The importance of this vitamin during the pandemic cannot be understated. According to Statistics Canada, just under a third of Canadians are below the cut off for adequate maintenance of health. In the winter, about 40 percent of Canadians were shown to be below the recommended level of Vitamin D. Now, with Canadians spending less time outdoors due to new self-isolation practices, those statistics are likely higher.
Often in practice, I refer patients for testing of Vitamin D even when they report self-prescribing of this supplement. I test for 25-hydroxyvitamin D [25(OH)D] concentrations that reflect the number of molecules per litre of blood. The concentration of 25(OH)D reflects vitamin D levels in the blood from food, supplements, and sun exposure. I am often surprised to find lower levels of vitamin D even with supplementation. This may be explained by the form of Vitamin D, regular intake and dosage.
In addition to its known benefits for decreasing osteoporosis and severity of upper respiratory infections, Vitamin D is showing its value during the pandemic. Many research articles have demonstrated the immune response potential of this vitamin. If you are into scientific literature like me, I invite you to read the articles below:
The reports show that a higher mortality due to COVID-19 coincides with groups that have a higher incidence of Vitamin D deficiency. Higher risk groups include smokers, the elderly, obese patients, diabetics and those with hypertension and various GI disorders. Also, severity of symptoms and hospitalizations were linked to Vitamin D deficiency.
Did you know that there are currently more than 40 patient studies that show evidence mitigation of COVID-19 infectivity and/or severity by Vitamin D? Many scientists are urging health leaders around the world to administer Vitamin D to their vulnerable populations. Studies have been conducted in the US, UK, Spain, Israel, Iran, Germany, France, Brazil and there are many more that are currently underway.
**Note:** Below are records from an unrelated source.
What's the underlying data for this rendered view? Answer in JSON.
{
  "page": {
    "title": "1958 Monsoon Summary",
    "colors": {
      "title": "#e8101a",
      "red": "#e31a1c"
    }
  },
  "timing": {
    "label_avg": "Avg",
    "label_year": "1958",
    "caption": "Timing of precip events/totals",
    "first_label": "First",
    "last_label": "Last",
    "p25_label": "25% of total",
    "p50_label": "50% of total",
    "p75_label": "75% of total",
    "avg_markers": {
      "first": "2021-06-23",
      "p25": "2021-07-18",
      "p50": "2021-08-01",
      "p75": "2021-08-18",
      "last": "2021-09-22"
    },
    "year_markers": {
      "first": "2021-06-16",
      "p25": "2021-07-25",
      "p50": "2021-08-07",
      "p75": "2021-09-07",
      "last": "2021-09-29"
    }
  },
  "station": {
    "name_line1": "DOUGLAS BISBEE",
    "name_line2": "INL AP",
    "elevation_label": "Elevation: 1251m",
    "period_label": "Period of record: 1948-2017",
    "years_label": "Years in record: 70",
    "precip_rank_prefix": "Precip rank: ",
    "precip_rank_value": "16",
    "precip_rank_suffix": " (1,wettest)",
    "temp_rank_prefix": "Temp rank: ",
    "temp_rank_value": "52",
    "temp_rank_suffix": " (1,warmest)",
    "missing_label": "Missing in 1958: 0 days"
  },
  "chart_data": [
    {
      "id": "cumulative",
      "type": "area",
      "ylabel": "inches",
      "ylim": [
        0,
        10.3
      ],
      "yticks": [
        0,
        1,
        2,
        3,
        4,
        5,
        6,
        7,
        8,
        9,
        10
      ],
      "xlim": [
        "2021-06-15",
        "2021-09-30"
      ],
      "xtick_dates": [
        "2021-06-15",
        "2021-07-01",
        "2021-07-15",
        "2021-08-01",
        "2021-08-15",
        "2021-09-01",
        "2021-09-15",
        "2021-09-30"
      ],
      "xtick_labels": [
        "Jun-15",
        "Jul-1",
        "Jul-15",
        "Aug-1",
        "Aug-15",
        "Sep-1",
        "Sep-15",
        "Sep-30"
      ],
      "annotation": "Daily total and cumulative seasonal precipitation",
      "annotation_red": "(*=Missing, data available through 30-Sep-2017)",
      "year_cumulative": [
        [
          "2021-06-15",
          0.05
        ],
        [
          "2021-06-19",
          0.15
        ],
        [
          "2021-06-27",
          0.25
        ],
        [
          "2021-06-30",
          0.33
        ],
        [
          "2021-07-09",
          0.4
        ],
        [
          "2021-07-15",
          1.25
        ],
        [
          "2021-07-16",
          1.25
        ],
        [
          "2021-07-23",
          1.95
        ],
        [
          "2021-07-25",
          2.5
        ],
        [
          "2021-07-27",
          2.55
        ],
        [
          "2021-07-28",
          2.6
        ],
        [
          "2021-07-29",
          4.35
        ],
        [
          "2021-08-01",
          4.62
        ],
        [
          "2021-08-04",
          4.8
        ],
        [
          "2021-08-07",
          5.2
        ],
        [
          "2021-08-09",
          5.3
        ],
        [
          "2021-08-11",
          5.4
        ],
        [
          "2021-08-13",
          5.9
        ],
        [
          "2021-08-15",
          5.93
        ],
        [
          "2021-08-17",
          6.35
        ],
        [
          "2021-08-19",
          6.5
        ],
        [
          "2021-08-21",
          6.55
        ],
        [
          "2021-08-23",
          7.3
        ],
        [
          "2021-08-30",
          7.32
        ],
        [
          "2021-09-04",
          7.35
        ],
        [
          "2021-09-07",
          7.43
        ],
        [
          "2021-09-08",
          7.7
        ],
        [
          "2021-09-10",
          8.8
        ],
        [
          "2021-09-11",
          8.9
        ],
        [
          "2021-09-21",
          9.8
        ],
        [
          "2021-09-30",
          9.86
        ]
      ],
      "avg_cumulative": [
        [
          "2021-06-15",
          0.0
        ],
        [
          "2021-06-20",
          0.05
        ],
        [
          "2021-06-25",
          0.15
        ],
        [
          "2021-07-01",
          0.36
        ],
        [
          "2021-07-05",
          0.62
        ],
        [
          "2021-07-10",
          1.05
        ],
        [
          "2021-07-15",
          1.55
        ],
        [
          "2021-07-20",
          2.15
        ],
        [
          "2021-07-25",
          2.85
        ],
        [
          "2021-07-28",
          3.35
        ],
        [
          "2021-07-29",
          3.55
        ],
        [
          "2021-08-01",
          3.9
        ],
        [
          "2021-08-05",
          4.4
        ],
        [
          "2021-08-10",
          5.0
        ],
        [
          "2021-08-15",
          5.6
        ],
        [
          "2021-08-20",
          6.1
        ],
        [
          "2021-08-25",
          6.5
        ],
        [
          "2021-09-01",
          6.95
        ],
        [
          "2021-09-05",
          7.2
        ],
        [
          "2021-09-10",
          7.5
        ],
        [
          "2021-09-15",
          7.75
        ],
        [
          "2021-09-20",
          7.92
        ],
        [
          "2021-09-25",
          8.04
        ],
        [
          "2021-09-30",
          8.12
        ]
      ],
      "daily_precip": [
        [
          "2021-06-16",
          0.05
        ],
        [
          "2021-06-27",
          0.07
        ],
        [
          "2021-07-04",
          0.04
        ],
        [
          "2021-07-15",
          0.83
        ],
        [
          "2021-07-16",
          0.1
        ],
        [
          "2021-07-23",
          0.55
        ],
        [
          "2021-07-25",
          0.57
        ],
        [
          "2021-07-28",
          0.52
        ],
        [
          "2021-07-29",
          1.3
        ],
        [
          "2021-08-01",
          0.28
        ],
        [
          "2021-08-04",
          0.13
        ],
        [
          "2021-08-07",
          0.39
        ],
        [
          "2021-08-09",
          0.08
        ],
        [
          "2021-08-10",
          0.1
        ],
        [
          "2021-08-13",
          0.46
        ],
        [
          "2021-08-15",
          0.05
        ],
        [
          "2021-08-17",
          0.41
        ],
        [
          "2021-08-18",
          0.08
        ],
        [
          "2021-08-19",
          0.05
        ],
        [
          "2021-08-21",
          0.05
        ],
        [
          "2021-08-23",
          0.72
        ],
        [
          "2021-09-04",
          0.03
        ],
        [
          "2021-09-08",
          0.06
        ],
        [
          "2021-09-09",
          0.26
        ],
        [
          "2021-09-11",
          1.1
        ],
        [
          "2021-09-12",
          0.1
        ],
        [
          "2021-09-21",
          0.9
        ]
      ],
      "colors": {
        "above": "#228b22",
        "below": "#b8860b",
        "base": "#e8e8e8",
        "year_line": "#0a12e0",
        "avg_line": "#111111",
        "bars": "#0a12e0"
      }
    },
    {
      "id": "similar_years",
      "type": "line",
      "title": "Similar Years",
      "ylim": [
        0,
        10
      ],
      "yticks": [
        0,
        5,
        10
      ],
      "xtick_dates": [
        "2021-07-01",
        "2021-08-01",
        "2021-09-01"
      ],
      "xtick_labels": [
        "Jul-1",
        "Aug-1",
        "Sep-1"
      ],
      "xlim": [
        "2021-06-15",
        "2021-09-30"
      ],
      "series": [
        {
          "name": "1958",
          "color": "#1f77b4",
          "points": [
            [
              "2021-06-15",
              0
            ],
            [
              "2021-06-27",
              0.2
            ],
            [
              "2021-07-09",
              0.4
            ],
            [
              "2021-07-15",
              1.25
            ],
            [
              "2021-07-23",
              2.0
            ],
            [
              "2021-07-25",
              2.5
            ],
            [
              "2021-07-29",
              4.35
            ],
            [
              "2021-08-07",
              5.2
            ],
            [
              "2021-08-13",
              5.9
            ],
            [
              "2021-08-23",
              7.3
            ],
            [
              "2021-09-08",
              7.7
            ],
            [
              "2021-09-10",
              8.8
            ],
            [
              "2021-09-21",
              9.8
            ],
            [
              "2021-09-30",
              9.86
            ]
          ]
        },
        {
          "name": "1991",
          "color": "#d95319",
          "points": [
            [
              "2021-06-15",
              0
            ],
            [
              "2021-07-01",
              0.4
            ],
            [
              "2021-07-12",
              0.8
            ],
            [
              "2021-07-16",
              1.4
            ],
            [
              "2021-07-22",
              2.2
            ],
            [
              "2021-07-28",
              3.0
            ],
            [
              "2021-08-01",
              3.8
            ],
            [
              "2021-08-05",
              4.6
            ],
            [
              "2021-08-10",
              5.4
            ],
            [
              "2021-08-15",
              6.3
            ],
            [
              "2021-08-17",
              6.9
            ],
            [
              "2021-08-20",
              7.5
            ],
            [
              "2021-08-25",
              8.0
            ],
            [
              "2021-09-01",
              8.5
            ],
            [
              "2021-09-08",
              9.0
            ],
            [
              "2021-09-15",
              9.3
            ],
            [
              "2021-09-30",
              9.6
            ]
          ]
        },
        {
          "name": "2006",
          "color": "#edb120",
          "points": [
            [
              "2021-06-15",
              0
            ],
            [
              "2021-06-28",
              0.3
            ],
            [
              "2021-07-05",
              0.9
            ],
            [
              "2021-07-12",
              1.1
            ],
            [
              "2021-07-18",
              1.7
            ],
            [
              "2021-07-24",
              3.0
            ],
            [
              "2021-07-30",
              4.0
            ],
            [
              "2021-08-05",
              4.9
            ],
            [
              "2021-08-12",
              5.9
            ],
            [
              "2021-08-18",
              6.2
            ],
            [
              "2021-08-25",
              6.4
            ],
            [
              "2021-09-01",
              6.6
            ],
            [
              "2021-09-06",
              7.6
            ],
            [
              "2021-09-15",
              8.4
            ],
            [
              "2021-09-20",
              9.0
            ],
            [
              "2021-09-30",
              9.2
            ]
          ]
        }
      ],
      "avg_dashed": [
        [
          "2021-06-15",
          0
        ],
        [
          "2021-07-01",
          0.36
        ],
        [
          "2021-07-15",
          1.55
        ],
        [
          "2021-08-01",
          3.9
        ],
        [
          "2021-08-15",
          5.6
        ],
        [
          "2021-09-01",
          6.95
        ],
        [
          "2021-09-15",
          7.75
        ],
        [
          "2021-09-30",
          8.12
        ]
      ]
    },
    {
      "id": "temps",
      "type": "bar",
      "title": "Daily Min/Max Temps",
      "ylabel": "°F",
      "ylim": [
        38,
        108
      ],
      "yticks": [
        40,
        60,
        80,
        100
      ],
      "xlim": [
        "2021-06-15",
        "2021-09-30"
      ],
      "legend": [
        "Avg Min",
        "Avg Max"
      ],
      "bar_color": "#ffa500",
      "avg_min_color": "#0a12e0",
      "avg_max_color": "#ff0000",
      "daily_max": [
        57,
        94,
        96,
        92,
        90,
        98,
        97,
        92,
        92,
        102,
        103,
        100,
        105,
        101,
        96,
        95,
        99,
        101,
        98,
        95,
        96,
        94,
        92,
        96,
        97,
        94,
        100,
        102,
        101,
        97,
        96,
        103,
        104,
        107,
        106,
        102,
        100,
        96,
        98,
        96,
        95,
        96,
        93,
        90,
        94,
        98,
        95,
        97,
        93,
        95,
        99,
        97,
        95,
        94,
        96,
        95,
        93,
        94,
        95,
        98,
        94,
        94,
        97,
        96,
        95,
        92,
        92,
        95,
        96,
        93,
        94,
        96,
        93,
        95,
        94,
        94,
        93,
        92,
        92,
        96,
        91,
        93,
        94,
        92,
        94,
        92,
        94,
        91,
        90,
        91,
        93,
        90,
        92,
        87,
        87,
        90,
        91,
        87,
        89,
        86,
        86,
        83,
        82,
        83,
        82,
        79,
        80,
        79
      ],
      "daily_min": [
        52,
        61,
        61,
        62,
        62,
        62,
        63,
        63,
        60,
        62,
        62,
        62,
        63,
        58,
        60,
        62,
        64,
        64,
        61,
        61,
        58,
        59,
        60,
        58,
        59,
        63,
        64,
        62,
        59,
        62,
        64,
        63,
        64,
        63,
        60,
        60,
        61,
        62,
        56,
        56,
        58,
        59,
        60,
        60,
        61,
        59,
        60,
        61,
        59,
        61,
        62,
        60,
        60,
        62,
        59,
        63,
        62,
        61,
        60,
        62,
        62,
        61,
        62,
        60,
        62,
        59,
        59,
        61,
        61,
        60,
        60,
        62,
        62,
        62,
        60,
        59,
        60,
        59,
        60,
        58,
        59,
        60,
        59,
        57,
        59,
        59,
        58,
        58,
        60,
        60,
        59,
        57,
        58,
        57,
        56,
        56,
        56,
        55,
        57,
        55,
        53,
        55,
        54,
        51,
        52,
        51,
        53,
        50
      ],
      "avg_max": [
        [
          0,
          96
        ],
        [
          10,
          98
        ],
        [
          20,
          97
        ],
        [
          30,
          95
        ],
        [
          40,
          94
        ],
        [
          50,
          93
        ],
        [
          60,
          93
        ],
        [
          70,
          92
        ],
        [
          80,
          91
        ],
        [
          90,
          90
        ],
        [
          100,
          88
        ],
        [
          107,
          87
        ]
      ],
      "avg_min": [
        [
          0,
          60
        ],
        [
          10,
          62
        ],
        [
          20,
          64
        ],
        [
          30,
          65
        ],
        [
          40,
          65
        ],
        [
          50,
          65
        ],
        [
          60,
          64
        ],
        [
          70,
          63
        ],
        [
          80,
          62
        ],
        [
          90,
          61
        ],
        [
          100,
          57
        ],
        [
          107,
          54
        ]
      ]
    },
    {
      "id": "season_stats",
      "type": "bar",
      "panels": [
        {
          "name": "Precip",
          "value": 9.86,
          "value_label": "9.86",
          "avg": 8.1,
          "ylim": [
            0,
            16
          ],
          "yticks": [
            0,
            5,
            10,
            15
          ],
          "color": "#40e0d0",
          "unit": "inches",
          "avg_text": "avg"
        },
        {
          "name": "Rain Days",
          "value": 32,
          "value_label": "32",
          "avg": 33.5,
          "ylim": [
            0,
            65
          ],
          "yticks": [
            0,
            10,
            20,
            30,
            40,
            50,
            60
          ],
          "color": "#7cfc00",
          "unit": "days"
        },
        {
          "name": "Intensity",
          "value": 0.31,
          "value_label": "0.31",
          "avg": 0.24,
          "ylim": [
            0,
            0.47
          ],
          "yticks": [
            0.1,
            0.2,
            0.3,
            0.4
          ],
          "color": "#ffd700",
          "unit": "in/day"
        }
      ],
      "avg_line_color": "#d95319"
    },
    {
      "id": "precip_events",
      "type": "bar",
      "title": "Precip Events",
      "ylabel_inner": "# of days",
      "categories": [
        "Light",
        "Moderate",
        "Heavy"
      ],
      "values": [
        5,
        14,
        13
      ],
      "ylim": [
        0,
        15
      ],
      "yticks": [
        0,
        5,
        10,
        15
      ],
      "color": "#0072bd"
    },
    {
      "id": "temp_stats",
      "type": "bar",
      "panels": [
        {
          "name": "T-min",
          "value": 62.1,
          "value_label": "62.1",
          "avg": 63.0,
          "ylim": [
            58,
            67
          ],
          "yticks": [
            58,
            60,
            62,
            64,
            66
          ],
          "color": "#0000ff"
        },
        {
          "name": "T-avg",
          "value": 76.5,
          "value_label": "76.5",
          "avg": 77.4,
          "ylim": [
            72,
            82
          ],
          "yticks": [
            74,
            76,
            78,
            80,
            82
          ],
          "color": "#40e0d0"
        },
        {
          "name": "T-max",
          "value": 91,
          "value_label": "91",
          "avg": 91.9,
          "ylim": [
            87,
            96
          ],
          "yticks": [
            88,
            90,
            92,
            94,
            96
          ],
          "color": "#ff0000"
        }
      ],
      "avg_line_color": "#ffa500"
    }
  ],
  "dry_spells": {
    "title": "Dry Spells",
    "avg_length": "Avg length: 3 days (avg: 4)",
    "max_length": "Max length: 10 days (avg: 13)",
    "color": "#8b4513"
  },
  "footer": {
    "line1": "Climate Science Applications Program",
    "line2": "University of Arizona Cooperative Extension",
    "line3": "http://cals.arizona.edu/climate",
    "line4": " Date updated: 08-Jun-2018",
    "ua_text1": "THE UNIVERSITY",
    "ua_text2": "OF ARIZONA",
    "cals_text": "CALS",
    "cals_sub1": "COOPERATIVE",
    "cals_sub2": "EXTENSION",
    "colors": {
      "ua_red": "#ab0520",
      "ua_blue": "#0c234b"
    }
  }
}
With the mounting evidence for use, one article summarizes:
Vitamin D supplementation could thus be a most cost-effective, readily available tool that could potentially prevent millions of COVID-19 infections and tens if not hundreds of thousands COVID-19 deaths, and at the same time, prevent overstretching of health care systems, beyond its established beneficial effects on other health outcomes.
In early April, Ireland’s Health Committee released a report that outlines the measures needed to raise Vitamin D levels in its population. These include reducing the cost of Vitamin D supplementation, and that supplements be given to all vulnerable groups including those attending COVID-19 test centres. For another interesting read, see below:
The UK, US and EU European Food Safety Agency recommend that vitamin D intake (total from both foods and dietary supplements) should be limited to 4000 IU/day (100 µg/day) for adults.
In May of 2019, Health Canada announced a “Notice of Consultation on the Prescription Drug List: Vitamin D”. This notice announced a proposal to amend the Prescription Drug List qualifier for Vitamin D to allow non-prescription status to products containing up to 2,500 International Units (IU)/day for oral use. Previously the original non-prescription status was 1000 IU/day. The amendment was made on February 24, 2021. This will translate to greater dosages becoming available in supplement form.
It is important to note that Vitamin D is a fat-soluble vitamin, and thus higher levels of Vitamin D intake need to be monitored. Excess levels can cause a build-up of calcium in the blood with the potential for kidney problems.
Before supplementation, consult with your healthcare provider to ensure the appropriate dosage. Varying forms and dosages are available for all ages from newborns to the elderly. Vitamin D supplementation should complement and not replace other efforts to cope with the pandemic. Continuance with public health measures are encouraged.